In the past, many of the organizations and managers I’ve talked with have considered best practices as an “all or nothing” thing—a top down, big-science, consulting-driven engagement that takes forever and returns questionable results.
But I think that’s changed over the past few years. What we have now are organizations looking to develop practical best practices—specific tools, standards, and guidelines for specific areas of the application development or QA process. Organizations can implement limited best practices for specific sections of their development cycle or development process without having to worry about creating a complete soup-to-nuts development methodology and standardization.
The benefits of moving toward an application development process that includes even limited best practices include:
Lowing costs, including on-going maintenance, update and testing costs (delivering applications on budget)
Reducing time-to-deployment for future upgrades or modifications (on time development cycles)
Improving accountability
Improving consistency
Isolating problems and speeding resolution
Increasing quality
Increasing developer productivity
In reality, even with important benefits like the ones listed above, implementing best practices is not a Level-1 priority for most organizations. Most simply have too many important issues and on-going requirements to deal with. But implementing limited-scope best practices or development standards or automated tools that can help standardize and codify optimal approaches are often an important part of addressing the wide variety of challenges facing IT organizations.
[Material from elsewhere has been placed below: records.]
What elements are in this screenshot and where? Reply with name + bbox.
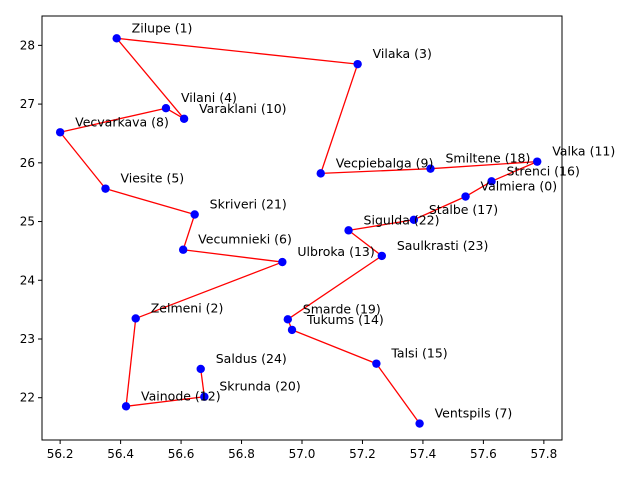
point-label: Vilani (4): [181, 90, 237, 105]
route-segment: [375, 363, 421, 424]
point-label: Vilaka (3): [373, 46, 432, 61]
point-label: Ventspils (7): [435, 406, 513, 421]
point-label: Strenci (16): [507, 163, 580, 178]
route-segment: [287, 255, 383, 320]
point-label: Vecumnieki (6): [198, 232, 292, 247]
data-point: [426, 164, 435, 173]
route-segment: [59, 131, 106, 190]
data-point: [461, 192, 470, 201]
route-segment: [135, 261, 283, 320]
route-segment: [183, 249, 283, 263]
point-label: Sigulda (22): [364, 212, 440, 227]
route-segment: [430, 160, 538, 170]
point-label: Ulbroka (13): [297, 244, 374, 259]
point-label: Skriveri (21): [210, 196, 287, 211]
route-segment: [105, 188, 195, 216]
x-tick-label: 56.8: [228, 447, 255, 461]
y-tick-label: 27: [20, 97, 35, 111]
y-axis-ticks: 22 23 24 25 26 27 28: [20, 38, 42, 405]
data-point: [344, 226, 353, 235]
x-tick-label: 56.4: [107, 447, 134, 461]
x-tick-label: 57.2: [349, 447, 376, 461]
data-point: [372, 359, 381, 368]
data-point: [287, 325, 297, 335]
route-segment: [348, 219, 414, 231]
x-tick-label: 56.6: [168, 447, 195, 461]
point-label: Vecvarkava (8): [75, 114, 169, 129]
point-label: Valka (11): [552, 144, 615, 159]
data-point: [200, 392, 209, 401]
data-point: [161, 103, 171, 113]
data-point: [316, 169, 325, 178]
point-label: Smiltene (18): [445, 151, 530, 166]
point-label: Saulkrasti (23): [397, 238, 489, 253]
x-tick-label: 56.2: [47, 447, 74, 461]
point-label: Talsi (15): [390, 346, 447, 361]
route-segment: [413, 195, 466, 221]
data-point: [533, 157, 542, 166]
point-label: Smarde (19): [303, 301, 381, 316]
point-label: Vainode (12): [141, 388, 221, 403]
data-point: [131, 314, 140, 323]
x-tick-label: 57.6: [470, 447, 497, 461]
point-label: Viesite (5): [120, 171, 184, 186]
route-segment: [320, 63, 359, 174]
data-point: [283, 315, 292, 324]
point-label-layer: Saldus (24) Skrunda (20)Vainode (12) Zelme…: [75, 20, 615, 420]
data-point: [55, 128, 65, 137]
route-segment: [182, 214, 196, 250]
y-tick-label: 28: [20, 38, 35, 52]
route-segment: [116, 37, 185, 120]
x-tick-label: 57.8: [531, 447, 558, 461]
route-segment: [59, 107, 167, 133]
point-label: Vecpiebalga (9): [336, 155, 434, 170]
data-point: [179, 114, 189, 123]
point-label: Tukums (14): [306, 312, 384, 327]
x-tick-label: 57.0: [289, 447, 316, 461]
data-point: [487, 177, 496, 186]
route-line-layer: [59, 37, 538, 424]
point-label: Valmiera (0): [481, 179, 558, 194]
route-segment: [291, 329, 377, 365]
route-segment: [320, 168, 431, 175]
point-label: Zelmeni (2): [151, 300, 224, 315]
route-segment: [125, 318, 137, 407]
point-label: Stalbe (17): [429, 202, 498, 217]
point-label: Saldus (24): [216, 351, 287, 366]
data-point: [190, 210, 199, 219]
data-point: [101, 184, 110, 193]
route-segment: [348, 229, 383, 257]
data-point: [377, 251, 387, 261]
route-segment: [116, 37, 358, 65]
y-tick-label: 26: [20, 156, 35, 170]
y-tick-label: 24: [20, 273, 35, 287]
y-tick-label: 23: [20, 332, 35, 346]
route-segment: [465, 180, 492, 198]
data-point: [278, 257, 287, 267]
x-tick-label: 57.4: [410, 447, 437, 461]
data-point: [196, 364, 205, 374]
y-tick-label: 25: [20, 215, 35, 229]
y-tick-label: 22: [20, 391, 35, 405]
point-label: Zilupe (1): [132, 20, 193, 35]
route-segment: [491, 161, 538, 182]
data-point: [415, 419, 424, 428]
point-label: Skrunda (20): [219, 379, 300, 394]
data-point: [409, 215, 419, 224]
data-point: [353, 59, 362, 69]
data-point: [178, 245, 188, 254]
point-label: Varaklani (10): [199, 101, 286, 116]
data-point: [121, 402, 131, 411]
route-segment: [200, 368, 205, 397]
route-segment: [125, 396, 205, 407]
marker-layer: [55, 34, 542, 428]
x-axis-ticks: 56.2 56.4 56.6 56.8 57.0 57.2 57.4 57.6 57.8: [47, 440, 557, 461]
data-point: [112, 34, 121, 43]
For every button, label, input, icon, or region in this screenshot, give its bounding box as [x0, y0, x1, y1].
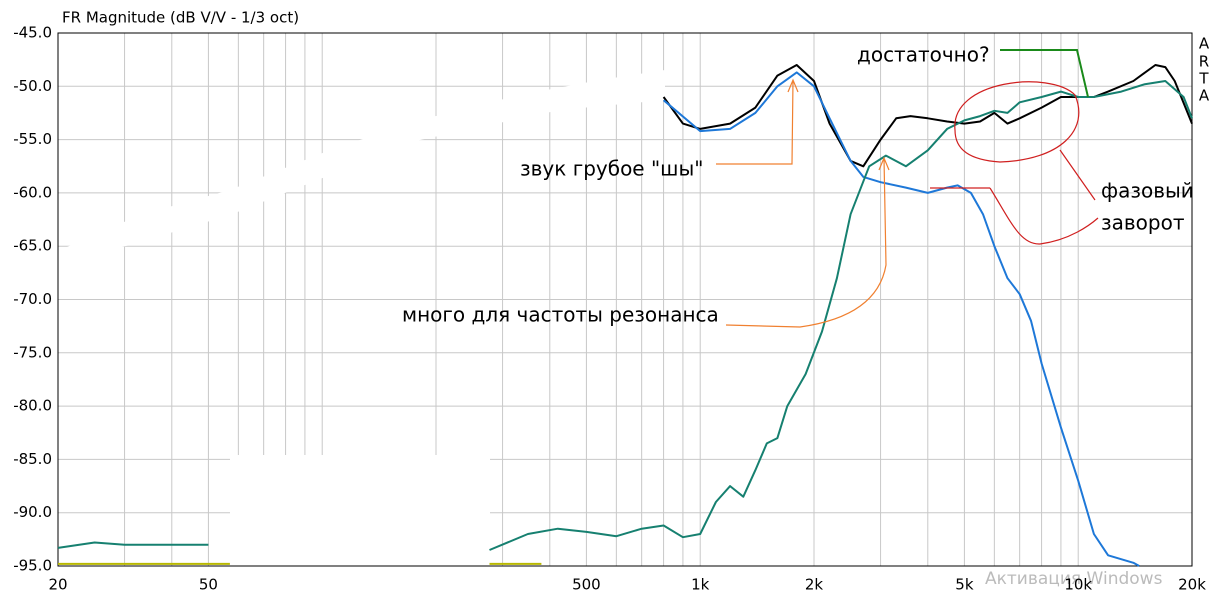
- y-tick-label: -70.0: [13, 290, 52, 308]
- series-line: [662, 71, 1140, 567]
- occlusion: [60, 70, 665, 262]
- y-tick-label: -50.0: [13, 77, 52, 95]
- y-tick-label: -55.0: [13, 130, 52, 148]
- annotation: фазовый: [1101, 179, 1194, 203]
- pointer: [725, 156, 890, 328]
- y-tick-label: -45.0: [13, 24, 52, 42]
- y-tick-label: -95.0: [13, 557, 52, 575]
- y-tick-label: -85.0: [13, 450, 52, 468]
- x-tick-label: 5k: [955, 576, 974, 594]
- series-line: [57, 80, 1193, 551]
- ellipse: [954, 81, 1080, 163]
- x-tick-label: 1k: [691, 576, 710, 594]
- plot-frame: [57, 32, 1193, 567]
- brand: A: [1199, 35, 1210, 53]
- x-tick-label: 500: [572, 576, 601, 594]
- y-tick-label: -65.0: [13, 237, 52, 255]
- y-tick-label: -90.0: [13, 503, 52, 521]
- chart-title: FR Magnitude (dB V/V - 1/3 oct): [62, 9, 299, 27]
- annotation: достаточно?: [857, 43, 990, 67]
- x-tick-label: 10k: [1064, 576, 1092, 594]
- occlusion: [230, 455, 490, 601]
- x-tick-label: 50: [199, 576, 218, 594]
- pointer: [716, 78, 799, 165]
- brand: T: [1198, 70, 1209, 88]
- pointer: [930, 149, 1099, 245]
- x-tick-label: 2k: [805, 576, 824, 594]
- series-line: [662, 64, 1193, 168]
- annotation: много для частоты резонанса: [402, 303, 719, 327]
- brand: R: [1199, 53, 1209, 71]
- curves: [57, 64, 1193, 567]
- ticks: -45.0 -50.0 -55.0 -60.0 -65.0 -70.0 -75.0 -80.0…: [13, 24, 1206, 594]
- watermark: Активация Windows: [985, 569, 1163, 589]
- y-tick-label: -75.0: [13, 343, 52, 361]
- annotation-lines: [716, 49, 1099, 328]
- y-tick-label: -80.0: [13, 397, 52, 415]
- x-tick-label: 20: [48, 576, 67, 594]
- y-tick-label: -60.0: [13, 183, 52, 201]
- annotation: заворот: [1101, 211, 1185, 235]
- pointer: [1000, 49, 1089, 98]
- x-tick-label: 20k: [1178, 576, 1206, 594]
- brand: A: [1199, 87, 1210, 105]
- annotation: звук грубое "шы": [520, 157, 703, 181]
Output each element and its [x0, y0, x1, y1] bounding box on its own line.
To get started, keep in mind that practical solutions are good—there’s no need to retool everything to enable best practices. Stepwise enhancements in creating best practices for application development are ideal starting point. Most organizations can start by looking for tactical steps that will take them toward an overall best practices strategy. For example, select a logical area, project, or development challenge to start with, make iterative improvements, and then consolidate and expand your best practices over time to cover broader issues and less common problems. There’s no need to turn the organization upside down to gain incremental and real improvements in your development process.
An important consideration when looking at implementing Best Practices in a limited way is to use the right tools. Newer development tools are enabling organizations to capture best practices in select domains easier than ever before.